Il faut penser à notre responsabilité et à ce qu'il est le plus utile d'aider
Mais que les pauvres aient à leur disposition une aide (plus ou moins efficace) ne nous dispense pas de réfléchir à l’usage de l’ensemble de nos dépenses, naturellement sous notre responsabilité exclusive, et cela en fonction de deux considérations. La première est celle de nos responsabilités et de notre rôle. Comme notre mérite dans les prélèvements publics obligatoires est par définition nul, il est nécessaire, si on veut appliquer les préceptes évangéliques, de faire nous-mêmes un effort additionnel ; c’est à dire en terme concrets de regarder ce que nous gagnons après toute fiscalité, et de donner une fraction de ce montant. Il n’est en effet pas dit dans les Evangiles de donner en regardant ce que fait l’Etat, mais de donner de ce que nous avons, en fonction des besoins que nous constatons. La seconde considération est justement celle de la relative inefficacité de l’action publique, notamment dans le cas des plus déshérités, des exclus, pour qui le problème principal est plus de la manière de s’occuper d’eux, que d’une augmentation des subventions bureaucratiques ; d’où l’utilité de financer les œuvres qui apportent ce soutien humain ; utilité évidemment aussi de financer tout ce qui a une signification religieuse, tout ce qui répand l’Evangile, ce que l’Etat laïc ne fait pas ; utilité enfin d’aider ces pauvres parmi les pauvres que sont les pauvres du Tiers-Monde.

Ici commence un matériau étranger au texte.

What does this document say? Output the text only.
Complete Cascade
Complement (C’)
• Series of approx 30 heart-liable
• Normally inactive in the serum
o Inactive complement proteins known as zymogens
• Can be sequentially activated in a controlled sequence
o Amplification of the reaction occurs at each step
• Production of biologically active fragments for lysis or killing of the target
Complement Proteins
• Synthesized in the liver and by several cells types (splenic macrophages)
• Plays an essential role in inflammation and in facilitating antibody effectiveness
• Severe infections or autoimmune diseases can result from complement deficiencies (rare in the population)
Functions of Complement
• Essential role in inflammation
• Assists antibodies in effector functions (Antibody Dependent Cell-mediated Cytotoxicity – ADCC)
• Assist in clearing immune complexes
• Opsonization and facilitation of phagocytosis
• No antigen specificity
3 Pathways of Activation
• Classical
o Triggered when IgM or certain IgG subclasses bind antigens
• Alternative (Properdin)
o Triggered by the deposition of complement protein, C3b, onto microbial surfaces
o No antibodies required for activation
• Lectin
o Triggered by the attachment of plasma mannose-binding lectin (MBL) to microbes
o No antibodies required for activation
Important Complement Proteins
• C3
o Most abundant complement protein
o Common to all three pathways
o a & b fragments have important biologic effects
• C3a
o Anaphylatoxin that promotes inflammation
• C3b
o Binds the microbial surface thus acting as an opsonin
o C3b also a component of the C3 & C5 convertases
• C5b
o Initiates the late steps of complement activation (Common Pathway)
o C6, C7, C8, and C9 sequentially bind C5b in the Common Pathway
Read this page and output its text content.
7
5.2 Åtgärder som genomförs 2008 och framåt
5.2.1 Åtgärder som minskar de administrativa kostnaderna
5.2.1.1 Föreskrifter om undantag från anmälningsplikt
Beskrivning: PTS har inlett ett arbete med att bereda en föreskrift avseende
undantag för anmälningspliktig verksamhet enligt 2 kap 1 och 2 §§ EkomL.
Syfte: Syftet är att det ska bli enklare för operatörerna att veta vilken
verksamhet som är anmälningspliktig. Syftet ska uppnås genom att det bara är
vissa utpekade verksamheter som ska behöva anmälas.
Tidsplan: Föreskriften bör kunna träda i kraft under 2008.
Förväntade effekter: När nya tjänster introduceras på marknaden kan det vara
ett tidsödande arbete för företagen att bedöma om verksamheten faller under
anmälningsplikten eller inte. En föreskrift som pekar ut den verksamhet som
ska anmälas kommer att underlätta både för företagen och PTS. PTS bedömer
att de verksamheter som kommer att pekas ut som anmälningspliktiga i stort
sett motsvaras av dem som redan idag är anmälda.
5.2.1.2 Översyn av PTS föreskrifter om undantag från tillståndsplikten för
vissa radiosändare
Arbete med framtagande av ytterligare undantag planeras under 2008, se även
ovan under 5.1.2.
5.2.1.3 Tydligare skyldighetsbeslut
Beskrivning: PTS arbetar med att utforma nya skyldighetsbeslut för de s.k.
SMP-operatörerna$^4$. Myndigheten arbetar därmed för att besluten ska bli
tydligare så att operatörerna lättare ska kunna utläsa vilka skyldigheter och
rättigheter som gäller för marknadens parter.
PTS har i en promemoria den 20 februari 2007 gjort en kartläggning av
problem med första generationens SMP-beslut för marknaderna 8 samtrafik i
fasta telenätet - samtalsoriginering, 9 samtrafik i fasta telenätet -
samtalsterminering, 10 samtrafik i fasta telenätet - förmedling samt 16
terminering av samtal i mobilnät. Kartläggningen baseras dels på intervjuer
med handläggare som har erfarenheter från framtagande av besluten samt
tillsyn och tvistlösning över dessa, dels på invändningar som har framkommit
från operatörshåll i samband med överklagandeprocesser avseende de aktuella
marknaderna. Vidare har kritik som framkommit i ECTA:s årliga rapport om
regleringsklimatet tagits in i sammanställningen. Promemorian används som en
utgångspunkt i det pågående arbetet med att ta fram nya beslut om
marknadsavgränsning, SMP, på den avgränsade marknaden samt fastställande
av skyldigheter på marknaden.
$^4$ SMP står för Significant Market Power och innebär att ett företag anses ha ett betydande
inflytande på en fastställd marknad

Une autre objection possible est alors celle de l’océan de la misère du monde : comment espérer avoir un effet, sur le plan individuel, avec nos moyens minuscules ?
Et notamment si on prend en compte la misère extrême d’une partie encore considérable du Tiers-Monde. Mais là encore dans une perspective de foi il ne faut pas s’obnubiler sur ce décalage. D’abord, naturellement, rien ne justifie de nous désintéresser des pauvres parce qu’ils sont lointains, si nous savons sans le moindre doute qu’ils sont dans un grave besoin. D’un autre côté, il est vrai que nous devons d’abord faire ce que nous avons à faire là où nous sommes, en traitant les problèmes qui se posent concrètement à nous : ce n’est pas pour rien que les Evangiles parlent de notre ‘prochain’. Mais le prochain n’est pas uniquement celui qui nous est géographiquement proche : c’est aussi quelqu’un sur qui notre attention est manifestement attirée de façon particulière, parce que nous le rencontrons, ou parce que nous sentons un appel de la Providence en ce sens : c’est qu’alors un effort spécial nous est demandé.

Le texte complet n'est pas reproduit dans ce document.